O projeto “Cadê Elas?” promove a participação e a qualificação das comunidades e públicos em geral a partir do seu compromisso com a democratização de informações que consideramos ser fundamentais para a promoção dos valores da liberdade. O projeto dialoga com o tema da justiça reparatória ao nível das práticas artísticas que têm vindo a ser promovidas e financiadas por organismos internacionais, como por exemplo, o caso da ONU, a partir da criação da década internacional de afrodescendentes.
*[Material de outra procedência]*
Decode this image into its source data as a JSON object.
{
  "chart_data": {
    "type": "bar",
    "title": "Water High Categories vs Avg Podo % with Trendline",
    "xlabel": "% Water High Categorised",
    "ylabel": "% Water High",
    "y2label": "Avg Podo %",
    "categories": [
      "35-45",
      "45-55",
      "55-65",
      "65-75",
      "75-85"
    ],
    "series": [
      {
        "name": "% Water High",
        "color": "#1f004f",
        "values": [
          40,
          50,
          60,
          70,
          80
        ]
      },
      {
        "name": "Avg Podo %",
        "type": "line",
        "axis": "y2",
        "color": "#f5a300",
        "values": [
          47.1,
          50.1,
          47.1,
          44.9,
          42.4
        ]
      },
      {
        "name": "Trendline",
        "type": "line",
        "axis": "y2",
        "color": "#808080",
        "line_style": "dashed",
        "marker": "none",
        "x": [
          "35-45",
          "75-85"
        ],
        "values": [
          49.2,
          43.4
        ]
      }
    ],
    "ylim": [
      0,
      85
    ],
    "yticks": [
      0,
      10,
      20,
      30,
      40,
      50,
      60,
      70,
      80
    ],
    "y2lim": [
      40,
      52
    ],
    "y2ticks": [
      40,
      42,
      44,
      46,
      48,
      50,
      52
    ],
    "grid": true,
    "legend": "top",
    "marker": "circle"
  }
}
A partir da prática artística de utilização do conceito de arquivo e memória, o “Cadê Elas?” pretende marcar um território simbólico de pertença num momento histórico para Portugal, promovendo assim mais equidade social em termos de representação. O projeto possui uma forte componente artística e pedagógica no sentido de qualificar não só comunidades, como também instituições culturais. O projeto prioriza a produção de novos discursos a fim de conscientizar, educar e valorizar a presença das pessoas negras LGBTQIA+ nos processos revolucionários. Em termos de qualificação dos públicos, o projeto desenvolverá uma programação cultural diversificada ao abranger diversos domínios da atividade artística e de investigação, incluindo objetos de áudio e vídeo, artes visuais e literatura. Na proposta da exposição, o trabalho pretende incluir obras e outras expressões de informações que reflitam as experiências e contribuições das comunidades negras e LGBTQIA+ na história da Revolução dos Cravos.